Valor Econômico
Pastas políticas e Itamaraty hoje são tão
importantes quanto a Fazenda
Dez dias antes do primeiro turno, o
presidente de um dos maiores bancos de investimento do mundo fez uma reunião em
São Paulo com seus principais executivos para a América Latina e Brasil, além
de investidores locais. Disse que estava desencantado com o eixo Rússia/China,
além de temer a situação interna de Chile e Argentina. Por isso, era aqui que
queria aportar. Um investidor lhe perguntou se a perspectiva era independente
da eleição presidencial. “Sim”, respondeu.
A disposição se confirmou no fluxo de estrangeiros para a bolsa, a queda no dólar e no Ibovespa em alta no dia seguinte ao segundo turno. E se manteve com a repercussão internacional da vitória de Luiz Inácio Lula da Silva. Nesta segunda, em questão de minutos, Henrique Meirelles deixou de ser o ministro dos sonhos e Fernando Haddad, o dos pesadelos. Nem por isso, esta reprise da atribulada transição de 2002 sugere que a história se repetirá. Naquele ano, o rebaixamento do peso do Brasil na carteira de títulos da dívida externa de países emergentes do JP Morgan acabou levando Lula a antecipar o ex-presidente mundial do Banco de Boston, recém-eleito deputado federal pelo PSDB, para o Banco Central. Ainda assim, o anúncio só foi feito em dezembro.

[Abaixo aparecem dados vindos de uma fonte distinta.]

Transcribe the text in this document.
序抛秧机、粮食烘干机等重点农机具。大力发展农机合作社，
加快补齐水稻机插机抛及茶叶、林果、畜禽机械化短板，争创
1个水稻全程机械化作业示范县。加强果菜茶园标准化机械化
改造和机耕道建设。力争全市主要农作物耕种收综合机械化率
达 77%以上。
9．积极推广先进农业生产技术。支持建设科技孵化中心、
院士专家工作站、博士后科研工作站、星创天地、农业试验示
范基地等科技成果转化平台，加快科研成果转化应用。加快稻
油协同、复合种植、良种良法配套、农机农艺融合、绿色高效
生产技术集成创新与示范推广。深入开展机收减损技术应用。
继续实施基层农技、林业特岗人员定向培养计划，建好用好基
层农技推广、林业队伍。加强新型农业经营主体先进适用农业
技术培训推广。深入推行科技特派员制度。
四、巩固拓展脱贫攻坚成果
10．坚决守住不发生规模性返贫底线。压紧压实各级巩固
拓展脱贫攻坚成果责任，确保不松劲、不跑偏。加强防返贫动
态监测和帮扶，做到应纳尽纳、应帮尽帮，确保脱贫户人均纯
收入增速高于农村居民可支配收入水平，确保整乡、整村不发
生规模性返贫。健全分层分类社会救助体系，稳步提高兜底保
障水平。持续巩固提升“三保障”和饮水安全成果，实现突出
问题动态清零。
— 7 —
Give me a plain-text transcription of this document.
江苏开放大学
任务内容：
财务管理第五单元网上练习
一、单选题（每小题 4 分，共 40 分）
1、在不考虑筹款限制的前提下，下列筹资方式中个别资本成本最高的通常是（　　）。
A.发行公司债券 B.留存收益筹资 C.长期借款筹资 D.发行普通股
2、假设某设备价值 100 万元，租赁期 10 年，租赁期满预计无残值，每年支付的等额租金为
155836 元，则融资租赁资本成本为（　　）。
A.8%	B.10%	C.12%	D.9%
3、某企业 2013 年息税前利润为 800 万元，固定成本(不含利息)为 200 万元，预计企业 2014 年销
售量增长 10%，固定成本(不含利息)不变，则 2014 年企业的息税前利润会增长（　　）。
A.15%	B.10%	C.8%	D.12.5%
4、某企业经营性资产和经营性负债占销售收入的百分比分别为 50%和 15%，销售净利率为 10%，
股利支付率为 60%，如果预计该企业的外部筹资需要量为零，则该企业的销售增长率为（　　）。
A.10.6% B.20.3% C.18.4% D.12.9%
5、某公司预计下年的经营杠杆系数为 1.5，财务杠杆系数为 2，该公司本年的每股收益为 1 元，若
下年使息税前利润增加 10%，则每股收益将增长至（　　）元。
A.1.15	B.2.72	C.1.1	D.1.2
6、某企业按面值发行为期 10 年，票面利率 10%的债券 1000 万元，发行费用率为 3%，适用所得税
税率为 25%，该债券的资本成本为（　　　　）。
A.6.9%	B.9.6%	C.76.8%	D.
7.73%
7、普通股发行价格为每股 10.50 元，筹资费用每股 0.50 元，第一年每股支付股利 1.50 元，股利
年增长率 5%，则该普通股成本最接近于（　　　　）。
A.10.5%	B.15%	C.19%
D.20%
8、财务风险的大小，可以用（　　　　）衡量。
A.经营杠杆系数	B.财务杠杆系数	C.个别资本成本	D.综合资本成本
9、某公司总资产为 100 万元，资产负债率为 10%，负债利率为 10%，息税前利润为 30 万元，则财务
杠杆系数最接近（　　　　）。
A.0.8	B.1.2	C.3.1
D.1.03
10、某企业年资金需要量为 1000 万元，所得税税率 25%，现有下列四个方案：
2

Desta vez, graças à autonomia do BC, a
pressão se concentra no nome a ser indicado para o Ministério da Fazenda. Nem a
nomeação de Geraldo Alckmin para comandar a transição foi capaz de aplacar a
ansiedade, alimentada pelo modus operandi de sempre. Quem tem informação não
passa. Aquelas que circulam o fazem pelas mãos e bocas de quem pretende testar
e queimar pretensões.
A nomeação de Alckmin não aplacou a
ansiedade porque ele, ao contrário de Antonio Palocci, em 2002, não é candidato
a ministro da Fazenda. Uma vez no governo, pode vir a ser acionado por Lula
para missões especiais como a negociação da reforma tributária, a exemplo do
que fez, como vice de Mario Covas no governo de São Paulo, com as
privatizações. Mas não usará a transição, como Palocci, para se cacifar para
ministérios.
Hoje a maior credencial de Alckmin é sua
proximidade com o presidente eleito. O grau de lealdade que os une já é
comparado àquele que, por oito anos, ligou Lula ao vice de seus governos
anteriores. José de Alencar costumava chegar ao Planalto no fim do expediente,
com uma cachaça camuflada numa pasta, e ali permanecia noite adentro trocando
confidências sobre o governo. Tirando a bebida, a relação caminha para se
reproduzir. A dedicação à causa, refletida nas palmas incontidas com que foi
flagrado na virada da apuração, fez com que se impusesse ao PT.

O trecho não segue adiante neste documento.